Staff to support at this level are very limited in number and they are working with adaptlv at the moment to locate the issue, hopefully a resolution is found soon.

1 Like

Are you OpenAI staff member?
How do you know staff " working with adaptlv at the moment to locate the issue"?

It seems that they’re not even acknowledging there is an issue.

1 Like

I do not work for OpenAI, I am however terminally online and on this forum, so I read every single post, I saw a member of OpenAI staff post a reply to their issue and also that they had been communicating about it.

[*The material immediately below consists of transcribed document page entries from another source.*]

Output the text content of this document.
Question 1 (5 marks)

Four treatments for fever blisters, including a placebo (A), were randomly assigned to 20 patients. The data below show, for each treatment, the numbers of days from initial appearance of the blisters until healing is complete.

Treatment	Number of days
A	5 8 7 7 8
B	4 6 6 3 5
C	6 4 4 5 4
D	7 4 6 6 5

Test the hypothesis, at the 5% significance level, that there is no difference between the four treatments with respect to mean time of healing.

Hopefully that is a sufficient explanation of my comment.

2 Likes

@jforte
@rohitoai
@logankilpatrick
@rohancalum
@brittany_oai
@michellep
@shyamal
@abw
@mario
@jessica.james
Please resolve this issue. Thanks

I have exactly the same issue. Has anyone resolved it yet ?

Your “exactly the same issue” is likely not “exactly the same issue”, as others like you have jumped on this thread, which is about unaccountable assistant usage, and diverted it to other symptoms and undescribed uses.

  1. Are you using assistants via API?
  2. Are you allowing very long thread conversations?
  3. Are you using the retrieval tool?
  4. are you not using gpt-4-1106-preview or gpt-3.5-turbo-1106?

While each of thes will increase autonomous token usage outside your control, all together are a recipe for account-emptying disaster. Only the latter can produce the tool output which retrieval functions require.

then

  1. are you using a world language with considerable upper UTF-8 or Unicode characters, such as accented letters?

That also will cause tool failures due to issues with the model.

Don’t use assistants until their autonomous iteration, errors, and maximum use of model context length are under control by future OpenAI mitigations.


or

  • have you generated a new API key and deleted all others, changed your password, kept that API key private and desisted from API use enough to see no charges for a day?
  • Do you put that API key back into your poorly-coded client application or site where hackers could extract it and instead see incredible usage, models you didn’t specify?
  1. Yes I’m using assistants. Both API and playground produce same results - infinite message loop (max: 21 message per thread).
  2. No, it starts sending messages after first or second message.
  3. Yes.
  4. Both gpt-4-1106-preview and gpt-4 produced same results.
  5. Yes. However I will try without retrieval tool soon.

If you are able to code for the complex machinations of assistants, you can also chart a path that is already forged by others: Chat Completions, gpt-4 or gpt-3.5-turbo, application server conversation management, embeddings vector database semantic search of documents, programmatic extraction of files, function calls to indexed browsing, function calls to external knowledge enhancements and actions, function call to python interpreter sandbox execution environment…and those methods used in exactly the manner that suits your application.

If the assistants function loops due to failure the AI isn’t correcting, and another AI model just fails differently, some words in instructions won’t be able to do more than make the AI consider the useless method “off” just as if you had never enabled it.